I think in this context, if you look at this all four abstracts, they are looking for biomarkers to understand better how is the-- how can we treat better our patients with these different combinations? And I think if we look at the landscape of RCC, we are seeing many drugs. However, there is no single biomarker. It's not like lung cancer, you have your four or breast cancer you have your two. We don't have any.

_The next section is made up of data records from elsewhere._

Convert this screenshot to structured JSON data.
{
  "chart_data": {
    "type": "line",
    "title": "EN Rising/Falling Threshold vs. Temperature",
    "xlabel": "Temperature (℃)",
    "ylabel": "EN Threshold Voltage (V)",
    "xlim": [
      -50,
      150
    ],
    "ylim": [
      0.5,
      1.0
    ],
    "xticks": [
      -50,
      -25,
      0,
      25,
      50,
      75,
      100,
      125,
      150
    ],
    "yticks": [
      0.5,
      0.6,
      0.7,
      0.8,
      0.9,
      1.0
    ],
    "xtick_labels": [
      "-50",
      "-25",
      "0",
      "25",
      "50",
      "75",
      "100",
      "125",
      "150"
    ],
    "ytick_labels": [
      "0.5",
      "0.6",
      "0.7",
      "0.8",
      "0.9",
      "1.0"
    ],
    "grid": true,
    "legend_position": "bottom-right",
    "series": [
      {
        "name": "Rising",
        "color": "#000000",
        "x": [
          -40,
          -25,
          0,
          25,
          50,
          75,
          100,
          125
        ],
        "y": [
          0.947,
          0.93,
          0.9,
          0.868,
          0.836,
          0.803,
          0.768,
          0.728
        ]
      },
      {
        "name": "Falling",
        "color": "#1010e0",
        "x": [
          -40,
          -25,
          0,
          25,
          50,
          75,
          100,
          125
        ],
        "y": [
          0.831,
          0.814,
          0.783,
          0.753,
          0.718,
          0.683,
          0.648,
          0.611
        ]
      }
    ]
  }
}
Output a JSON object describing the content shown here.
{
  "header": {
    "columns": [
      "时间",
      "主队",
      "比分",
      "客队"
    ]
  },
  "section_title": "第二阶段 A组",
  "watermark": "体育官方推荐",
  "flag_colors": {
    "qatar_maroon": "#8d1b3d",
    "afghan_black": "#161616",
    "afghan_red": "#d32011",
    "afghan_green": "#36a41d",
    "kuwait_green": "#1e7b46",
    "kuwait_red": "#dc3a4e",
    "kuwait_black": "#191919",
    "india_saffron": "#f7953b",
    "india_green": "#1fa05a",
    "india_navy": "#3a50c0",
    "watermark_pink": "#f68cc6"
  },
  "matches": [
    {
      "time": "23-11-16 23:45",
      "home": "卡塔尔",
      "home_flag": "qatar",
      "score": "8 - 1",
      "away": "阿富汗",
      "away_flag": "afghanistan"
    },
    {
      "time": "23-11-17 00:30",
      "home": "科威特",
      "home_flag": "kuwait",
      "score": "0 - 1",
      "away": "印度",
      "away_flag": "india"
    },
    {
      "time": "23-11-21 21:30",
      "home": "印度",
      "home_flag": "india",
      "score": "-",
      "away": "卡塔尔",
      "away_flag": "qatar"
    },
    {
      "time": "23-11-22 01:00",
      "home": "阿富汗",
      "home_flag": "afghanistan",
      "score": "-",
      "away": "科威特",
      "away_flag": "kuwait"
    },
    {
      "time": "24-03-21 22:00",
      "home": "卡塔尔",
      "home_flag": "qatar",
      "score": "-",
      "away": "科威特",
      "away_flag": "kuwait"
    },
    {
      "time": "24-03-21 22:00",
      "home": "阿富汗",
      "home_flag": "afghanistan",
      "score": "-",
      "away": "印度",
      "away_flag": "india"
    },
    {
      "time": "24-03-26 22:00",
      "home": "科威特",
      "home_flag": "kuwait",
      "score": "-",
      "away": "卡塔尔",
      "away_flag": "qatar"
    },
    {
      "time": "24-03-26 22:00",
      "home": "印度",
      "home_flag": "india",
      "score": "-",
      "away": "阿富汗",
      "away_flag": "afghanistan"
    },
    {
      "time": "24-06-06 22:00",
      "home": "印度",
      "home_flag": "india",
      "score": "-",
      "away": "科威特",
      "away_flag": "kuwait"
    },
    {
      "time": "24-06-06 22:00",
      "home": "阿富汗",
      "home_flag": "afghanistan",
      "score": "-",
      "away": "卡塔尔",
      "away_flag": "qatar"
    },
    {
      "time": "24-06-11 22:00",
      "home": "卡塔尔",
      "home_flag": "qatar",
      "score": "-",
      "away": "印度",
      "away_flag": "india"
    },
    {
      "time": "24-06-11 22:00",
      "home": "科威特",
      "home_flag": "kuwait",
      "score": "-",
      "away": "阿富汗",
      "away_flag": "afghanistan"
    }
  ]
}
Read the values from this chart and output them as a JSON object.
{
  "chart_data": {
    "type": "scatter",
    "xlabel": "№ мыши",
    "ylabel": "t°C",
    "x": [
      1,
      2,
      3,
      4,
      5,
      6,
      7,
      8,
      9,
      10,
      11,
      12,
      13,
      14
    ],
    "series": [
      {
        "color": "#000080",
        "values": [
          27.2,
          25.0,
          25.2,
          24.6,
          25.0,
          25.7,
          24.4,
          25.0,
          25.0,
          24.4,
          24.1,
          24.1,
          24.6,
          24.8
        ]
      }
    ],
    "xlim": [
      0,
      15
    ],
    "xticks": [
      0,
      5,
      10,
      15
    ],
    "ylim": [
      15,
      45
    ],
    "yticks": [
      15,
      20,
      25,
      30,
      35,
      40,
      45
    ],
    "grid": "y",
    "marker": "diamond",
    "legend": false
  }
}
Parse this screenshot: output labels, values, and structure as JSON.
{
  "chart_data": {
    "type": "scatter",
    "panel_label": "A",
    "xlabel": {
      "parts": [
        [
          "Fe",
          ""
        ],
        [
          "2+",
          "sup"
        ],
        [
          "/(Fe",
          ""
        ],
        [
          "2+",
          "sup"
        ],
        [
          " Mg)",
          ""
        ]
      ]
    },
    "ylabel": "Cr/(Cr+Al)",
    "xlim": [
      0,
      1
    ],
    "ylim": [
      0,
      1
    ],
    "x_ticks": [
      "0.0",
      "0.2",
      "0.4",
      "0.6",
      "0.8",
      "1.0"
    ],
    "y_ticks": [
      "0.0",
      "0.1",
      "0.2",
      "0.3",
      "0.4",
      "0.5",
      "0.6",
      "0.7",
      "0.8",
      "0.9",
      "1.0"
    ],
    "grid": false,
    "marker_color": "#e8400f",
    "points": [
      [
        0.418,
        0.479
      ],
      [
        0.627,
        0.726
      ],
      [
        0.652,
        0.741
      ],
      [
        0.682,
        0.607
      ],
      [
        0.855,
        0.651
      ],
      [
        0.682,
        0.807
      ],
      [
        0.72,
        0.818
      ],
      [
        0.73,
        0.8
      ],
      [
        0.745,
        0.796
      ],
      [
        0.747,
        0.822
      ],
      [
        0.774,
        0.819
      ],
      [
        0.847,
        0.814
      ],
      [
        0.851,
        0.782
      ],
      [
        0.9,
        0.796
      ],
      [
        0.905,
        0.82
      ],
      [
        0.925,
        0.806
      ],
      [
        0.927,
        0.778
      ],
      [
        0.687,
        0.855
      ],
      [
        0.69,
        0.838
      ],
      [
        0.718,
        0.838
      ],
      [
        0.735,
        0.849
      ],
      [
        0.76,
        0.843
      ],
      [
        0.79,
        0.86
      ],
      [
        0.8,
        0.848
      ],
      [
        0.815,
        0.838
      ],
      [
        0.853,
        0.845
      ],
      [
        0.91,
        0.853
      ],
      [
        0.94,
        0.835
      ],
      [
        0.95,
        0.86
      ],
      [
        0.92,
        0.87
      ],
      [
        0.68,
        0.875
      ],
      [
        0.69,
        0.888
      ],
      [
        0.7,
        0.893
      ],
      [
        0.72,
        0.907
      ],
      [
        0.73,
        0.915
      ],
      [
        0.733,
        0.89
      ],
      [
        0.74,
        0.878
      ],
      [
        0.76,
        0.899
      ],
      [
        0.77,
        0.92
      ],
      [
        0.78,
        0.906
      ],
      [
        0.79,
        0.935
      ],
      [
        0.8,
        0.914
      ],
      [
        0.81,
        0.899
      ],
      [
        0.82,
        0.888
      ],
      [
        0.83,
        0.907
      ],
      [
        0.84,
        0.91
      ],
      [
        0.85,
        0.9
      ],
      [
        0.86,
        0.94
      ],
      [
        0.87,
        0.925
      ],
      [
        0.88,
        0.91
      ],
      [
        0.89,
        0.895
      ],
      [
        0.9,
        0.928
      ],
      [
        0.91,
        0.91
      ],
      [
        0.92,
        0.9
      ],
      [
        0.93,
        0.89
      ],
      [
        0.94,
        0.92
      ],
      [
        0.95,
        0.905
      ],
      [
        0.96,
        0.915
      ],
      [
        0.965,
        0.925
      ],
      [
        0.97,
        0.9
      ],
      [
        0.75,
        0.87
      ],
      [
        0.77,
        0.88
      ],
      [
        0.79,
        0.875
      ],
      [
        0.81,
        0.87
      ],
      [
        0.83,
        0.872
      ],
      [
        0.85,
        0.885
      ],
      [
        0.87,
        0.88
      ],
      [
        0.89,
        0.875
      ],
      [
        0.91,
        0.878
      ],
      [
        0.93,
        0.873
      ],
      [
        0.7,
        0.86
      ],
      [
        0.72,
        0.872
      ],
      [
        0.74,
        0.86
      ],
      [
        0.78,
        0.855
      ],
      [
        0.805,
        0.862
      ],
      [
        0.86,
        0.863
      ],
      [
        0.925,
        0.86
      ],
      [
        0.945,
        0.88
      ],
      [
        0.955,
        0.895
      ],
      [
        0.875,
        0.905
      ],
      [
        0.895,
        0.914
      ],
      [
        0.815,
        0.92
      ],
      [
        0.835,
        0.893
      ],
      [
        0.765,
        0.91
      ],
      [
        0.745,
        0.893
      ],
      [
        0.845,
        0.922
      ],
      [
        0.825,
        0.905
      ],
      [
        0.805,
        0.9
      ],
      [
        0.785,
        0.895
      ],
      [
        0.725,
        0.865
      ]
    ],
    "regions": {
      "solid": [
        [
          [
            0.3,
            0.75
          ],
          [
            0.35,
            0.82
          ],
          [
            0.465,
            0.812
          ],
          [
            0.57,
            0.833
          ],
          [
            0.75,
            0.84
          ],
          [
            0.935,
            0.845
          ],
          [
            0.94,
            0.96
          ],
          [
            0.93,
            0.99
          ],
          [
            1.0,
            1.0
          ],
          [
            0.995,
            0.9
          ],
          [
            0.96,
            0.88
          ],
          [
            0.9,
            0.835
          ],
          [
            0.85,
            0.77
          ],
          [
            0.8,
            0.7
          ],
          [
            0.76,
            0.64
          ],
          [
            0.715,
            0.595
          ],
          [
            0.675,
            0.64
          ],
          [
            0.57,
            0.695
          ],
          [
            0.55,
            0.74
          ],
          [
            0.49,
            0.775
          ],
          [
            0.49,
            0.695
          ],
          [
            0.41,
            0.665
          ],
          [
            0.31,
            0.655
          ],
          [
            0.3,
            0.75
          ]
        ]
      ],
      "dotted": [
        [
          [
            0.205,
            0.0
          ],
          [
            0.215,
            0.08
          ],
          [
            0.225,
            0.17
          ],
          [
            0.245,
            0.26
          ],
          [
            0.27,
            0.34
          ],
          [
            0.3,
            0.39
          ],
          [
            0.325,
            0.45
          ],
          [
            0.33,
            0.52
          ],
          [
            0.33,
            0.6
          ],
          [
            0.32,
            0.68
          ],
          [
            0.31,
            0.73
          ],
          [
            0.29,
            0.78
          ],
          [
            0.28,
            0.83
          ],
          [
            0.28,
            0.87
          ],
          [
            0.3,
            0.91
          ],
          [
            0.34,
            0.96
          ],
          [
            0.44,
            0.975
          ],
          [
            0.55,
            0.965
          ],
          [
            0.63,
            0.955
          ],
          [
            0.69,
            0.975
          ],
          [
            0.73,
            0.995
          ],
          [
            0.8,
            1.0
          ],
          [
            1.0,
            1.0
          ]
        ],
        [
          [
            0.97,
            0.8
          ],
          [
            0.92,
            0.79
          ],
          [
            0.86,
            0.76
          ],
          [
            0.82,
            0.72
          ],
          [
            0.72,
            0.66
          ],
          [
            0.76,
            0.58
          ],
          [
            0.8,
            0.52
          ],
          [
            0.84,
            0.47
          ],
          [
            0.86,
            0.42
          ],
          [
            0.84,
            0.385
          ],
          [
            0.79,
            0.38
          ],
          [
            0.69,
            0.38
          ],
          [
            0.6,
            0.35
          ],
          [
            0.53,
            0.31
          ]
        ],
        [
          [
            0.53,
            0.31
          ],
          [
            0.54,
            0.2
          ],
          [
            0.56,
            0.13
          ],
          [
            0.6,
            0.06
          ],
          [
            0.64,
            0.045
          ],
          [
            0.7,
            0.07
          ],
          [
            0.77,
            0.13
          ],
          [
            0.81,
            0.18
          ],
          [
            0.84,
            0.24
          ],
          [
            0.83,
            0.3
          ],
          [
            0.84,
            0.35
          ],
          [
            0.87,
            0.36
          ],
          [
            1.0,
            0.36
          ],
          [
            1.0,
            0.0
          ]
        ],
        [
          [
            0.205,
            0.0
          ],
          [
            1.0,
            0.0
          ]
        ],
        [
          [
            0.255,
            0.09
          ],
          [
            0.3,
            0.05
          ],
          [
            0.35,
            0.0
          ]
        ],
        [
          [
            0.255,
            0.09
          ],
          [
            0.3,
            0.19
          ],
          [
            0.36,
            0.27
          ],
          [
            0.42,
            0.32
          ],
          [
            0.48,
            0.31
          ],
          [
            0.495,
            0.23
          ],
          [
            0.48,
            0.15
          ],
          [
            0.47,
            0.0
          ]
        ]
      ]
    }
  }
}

Although if you look at the guidelines today, we are dividing our patients in favorable or intermediate and poor-risk patients based on the IMDC. So I think we should put always the IMDC and the treatment landscape because that's really what it's now helping us to decide our treatment.
And also about sarcomatoid differentiation, I just want to point out that the guidelines don't say our recommendation for these specific population now. I think that may change because there are 10% of the patients with a IMDC good prognosis with sarcomatoid differentiation that may need to have a double combinations, and that may be a good recommendation for these patients.